This determines the minimum amount. random_read_wakeup_bits can be changed by 
user space:

        {
                .procname       = "read_wakeup_threshold",
                .data           = &random_read_wakeup_bits,
                .maxlen         = sizeof(int),
                .mode           = 0644,
                .proc_handler   = proc_dointvec_minmax,
                .extra1         = &min_read_thresh,
                .extra2         = &max_read_thresh,
        },

min_read_thresh is 8.

Thus, the minimum amount of transfer is 1 byte as far as I read. I concur, 
however, that the default is 64 (bits).

This is what I would suggest to have changed to, say, the absolute minimum of 
64 or 128 bits.



Finally, I still think it is helpful to allow (not mandate) to involve the 
kernel crypto API for the DRNG maintenance (i.e. the supplier for /dev/random 
and /dev/urandom). The reason is that now more and more DRNG implementations 
in hardware pop up. Why not allowing them to be used. I.e. random.c would only 
contain the logic to manage entropy but uses the DRNG requested by a user.

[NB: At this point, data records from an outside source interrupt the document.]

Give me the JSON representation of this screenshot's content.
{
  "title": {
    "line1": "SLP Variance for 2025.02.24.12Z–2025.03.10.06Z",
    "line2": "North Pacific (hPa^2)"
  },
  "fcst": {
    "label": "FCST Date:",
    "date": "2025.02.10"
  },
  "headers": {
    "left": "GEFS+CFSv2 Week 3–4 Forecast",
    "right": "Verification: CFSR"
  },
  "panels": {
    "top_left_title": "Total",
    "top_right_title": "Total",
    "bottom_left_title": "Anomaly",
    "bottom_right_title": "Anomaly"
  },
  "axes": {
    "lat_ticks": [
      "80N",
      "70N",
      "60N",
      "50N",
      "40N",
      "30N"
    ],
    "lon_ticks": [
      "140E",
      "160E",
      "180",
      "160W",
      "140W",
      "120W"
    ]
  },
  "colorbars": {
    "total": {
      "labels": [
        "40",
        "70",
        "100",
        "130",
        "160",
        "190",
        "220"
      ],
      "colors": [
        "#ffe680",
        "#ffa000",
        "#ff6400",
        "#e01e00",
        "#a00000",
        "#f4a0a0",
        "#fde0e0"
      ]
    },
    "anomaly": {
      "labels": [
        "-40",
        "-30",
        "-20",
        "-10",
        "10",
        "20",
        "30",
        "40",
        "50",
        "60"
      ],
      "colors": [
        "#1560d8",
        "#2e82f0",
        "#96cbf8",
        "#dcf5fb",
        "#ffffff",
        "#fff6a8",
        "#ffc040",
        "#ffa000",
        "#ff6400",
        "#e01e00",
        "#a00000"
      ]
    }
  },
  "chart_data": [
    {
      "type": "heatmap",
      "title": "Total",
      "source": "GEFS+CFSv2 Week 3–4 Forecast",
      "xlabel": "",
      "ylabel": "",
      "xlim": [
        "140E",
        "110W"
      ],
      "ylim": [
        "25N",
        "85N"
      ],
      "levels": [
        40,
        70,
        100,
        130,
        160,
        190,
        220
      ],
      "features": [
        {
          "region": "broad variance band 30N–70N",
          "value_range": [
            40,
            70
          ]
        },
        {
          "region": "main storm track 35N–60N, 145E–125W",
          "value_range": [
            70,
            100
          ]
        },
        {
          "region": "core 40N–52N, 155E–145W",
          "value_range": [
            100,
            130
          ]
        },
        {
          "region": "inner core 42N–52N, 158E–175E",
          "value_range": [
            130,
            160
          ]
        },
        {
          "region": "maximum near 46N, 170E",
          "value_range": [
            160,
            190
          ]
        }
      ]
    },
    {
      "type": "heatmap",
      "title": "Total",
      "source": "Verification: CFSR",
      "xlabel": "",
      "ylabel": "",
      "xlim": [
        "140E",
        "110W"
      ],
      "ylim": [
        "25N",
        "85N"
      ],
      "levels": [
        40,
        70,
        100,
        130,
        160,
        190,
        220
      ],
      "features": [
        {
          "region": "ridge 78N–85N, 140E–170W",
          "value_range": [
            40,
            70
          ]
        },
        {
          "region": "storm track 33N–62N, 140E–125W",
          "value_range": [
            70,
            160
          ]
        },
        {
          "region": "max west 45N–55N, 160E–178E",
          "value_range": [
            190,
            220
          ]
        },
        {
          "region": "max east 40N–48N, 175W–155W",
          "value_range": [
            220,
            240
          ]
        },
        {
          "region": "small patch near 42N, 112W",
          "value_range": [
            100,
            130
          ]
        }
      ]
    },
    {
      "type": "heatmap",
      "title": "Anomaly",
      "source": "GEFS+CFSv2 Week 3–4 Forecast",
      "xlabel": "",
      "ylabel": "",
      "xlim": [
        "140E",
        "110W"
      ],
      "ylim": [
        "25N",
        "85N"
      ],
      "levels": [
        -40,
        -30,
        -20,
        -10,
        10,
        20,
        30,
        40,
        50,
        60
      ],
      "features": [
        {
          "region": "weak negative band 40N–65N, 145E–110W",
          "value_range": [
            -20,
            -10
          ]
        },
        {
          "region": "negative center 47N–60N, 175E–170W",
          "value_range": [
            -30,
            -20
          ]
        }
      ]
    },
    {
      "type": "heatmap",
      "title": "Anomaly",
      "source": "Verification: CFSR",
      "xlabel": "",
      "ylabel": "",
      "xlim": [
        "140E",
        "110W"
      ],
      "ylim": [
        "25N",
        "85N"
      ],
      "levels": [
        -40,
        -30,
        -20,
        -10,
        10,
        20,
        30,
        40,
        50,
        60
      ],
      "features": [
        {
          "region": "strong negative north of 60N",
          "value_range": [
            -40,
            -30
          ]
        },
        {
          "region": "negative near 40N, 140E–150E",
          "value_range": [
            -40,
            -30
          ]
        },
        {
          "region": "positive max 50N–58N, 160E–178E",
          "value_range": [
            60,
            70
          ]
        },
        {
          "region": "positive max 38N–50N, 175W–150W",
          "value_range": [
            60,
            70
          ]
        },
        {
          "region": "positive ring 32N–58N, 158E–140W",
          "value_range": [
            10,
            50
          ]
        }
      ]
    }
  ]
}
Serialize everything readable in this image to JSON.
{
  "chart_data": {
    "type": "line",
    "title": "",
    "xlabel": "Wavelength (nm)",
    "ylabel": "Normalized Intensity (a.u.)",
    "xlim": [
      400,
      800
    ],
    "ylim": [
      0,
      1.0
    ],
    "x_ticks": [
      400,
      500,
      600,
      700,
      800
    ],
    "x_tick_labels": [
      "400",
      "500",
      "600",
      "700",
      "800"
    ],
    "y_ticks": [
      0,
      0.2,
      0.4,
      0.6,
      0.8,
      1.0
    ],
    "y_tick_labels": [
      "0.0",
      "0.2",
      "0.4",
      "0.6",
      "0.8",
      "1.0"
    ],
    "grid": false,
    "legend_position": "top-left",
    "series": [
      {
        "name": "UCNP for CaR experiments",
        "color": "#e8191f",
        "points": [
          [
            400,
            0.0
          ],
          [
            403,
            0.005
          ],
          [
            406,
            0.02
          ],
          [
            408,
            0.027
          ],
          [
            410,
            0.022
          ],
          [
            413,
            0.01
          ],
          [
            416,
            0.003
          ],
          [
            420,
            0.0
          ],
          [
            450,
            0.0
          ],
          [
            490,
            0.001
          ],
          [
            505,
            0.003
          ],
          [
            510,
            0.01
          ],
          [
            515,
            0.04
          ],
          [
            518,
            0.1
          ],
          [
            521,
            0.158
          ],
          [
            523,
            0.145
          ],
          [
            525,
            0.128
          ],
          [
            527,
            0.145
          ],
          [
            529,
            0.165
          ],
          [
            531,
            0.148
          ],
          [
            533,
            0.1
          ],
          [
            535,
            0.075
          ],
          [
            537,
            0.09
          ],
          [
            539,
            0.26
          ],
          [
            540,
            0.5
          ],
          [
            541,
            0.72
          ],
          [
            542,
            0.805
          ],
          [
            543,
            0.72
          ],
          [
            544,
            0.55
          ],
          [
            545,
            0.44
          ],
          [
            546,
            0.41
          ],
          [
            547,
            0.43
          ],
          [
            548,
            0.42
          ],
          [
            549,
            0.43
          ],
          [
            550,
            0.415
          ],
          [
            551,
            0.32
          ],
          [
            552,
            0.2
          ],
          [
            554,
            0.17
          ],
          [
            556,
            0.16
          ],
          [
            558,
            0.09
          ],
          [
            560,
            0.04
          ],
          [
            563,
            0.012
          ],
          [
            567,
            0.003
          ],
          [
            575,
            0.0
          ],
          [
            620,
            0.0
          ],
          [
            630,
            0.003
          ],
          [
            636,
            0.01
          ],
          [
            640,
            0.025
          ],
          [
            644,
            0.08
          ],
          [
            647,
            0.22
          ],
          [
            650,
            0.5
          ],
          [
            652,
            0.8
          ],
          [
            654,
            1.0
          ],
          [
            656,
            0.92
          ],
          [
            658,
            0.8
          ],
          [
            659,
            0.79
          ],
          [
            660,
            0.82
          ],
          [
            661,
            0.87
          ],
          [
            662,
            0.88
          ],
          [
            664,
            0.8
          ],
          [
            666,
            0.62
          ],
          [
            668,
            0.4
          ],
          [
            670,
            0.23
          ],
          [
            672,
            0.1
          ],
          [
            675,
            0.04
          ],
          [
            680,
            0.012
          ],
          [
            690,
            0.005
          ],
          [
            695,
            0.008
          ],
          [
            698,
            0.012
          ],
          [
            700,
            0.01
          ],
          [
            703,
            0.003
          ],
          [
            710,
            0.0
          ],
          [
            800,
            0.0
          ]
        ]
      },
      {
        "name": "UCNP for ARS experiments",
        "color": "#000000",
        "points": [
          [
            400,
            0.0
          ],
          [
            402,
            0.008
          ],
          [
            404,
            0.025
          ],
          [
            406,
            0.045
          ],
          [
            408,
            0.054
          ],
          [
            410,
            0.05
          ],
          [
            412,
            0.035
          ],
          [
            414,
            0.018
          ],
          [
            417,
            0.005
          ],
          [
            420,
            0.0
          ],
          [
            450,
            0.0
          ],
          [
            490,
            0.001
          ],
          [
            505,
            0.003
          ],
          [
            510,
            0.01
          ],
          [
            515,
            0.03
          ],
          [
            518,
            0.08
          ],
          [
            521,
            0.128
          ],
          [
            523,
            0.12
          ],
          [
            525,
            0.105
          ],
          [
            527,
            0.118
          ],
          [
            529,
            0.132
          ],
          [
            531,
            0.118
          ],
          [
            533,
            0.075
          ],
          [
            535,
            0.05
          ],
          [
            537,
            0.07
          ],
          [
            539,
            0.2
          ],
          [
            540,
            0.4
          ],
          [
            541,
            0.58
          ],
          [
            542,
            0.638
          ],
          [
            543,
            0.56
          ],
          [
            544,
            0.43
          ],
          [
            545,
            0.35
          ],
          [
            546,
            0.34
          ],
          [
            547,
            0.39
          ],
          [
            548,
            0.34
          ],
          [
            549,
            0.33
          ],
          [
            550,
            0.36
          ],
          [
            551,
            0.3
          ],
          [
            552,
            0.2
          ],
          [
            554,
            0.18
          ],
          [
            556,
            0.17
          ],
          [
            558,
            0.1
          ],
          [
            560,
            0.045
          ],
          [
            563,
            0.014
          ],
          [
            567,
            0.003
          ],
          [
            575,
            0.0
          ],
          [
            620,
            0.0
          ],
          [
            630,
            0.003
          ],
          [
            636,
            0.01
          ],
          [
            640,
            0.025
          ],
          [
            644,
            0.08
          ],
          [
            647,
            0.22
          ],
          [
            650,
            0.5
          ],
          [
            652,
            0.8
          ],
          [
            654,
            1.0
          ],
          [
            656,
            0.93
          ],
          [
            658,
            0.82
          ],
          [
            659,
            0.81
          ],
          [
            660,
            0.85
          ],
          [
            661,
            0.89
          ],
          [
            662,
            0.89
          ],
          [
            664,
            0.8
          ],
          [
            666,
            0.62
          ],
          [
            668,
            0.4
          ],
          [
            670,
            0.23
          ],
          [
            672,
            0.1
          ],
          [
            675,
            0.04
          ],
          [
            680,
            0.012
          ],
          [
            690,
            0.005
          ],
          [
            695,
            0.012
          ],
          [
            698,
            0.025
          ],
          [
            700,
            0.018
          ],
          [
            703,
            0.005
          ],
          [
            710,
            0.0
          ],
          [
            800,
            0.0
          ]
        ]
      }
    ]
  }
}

In addition allowing a replacement of the DRNG component (at compile time at 
least) may get us away from having a separate DRNG solution in the kernel 
crypto API. Some users want their chosen or a standardized DRNG to deliver 
random numbers. Thus, we have several DRNGs in the kernel crypto API which are 
seeded by get_random_bytes. Or in user space, many folks need their own DRNG 
in user space in addition to the kernel. IMHO this is all a waste. If we could 
use the user-requested DRNG when producing random numbers for get_random_bytes 
or /dev/urandom or getrandom.

Ciao
Stephan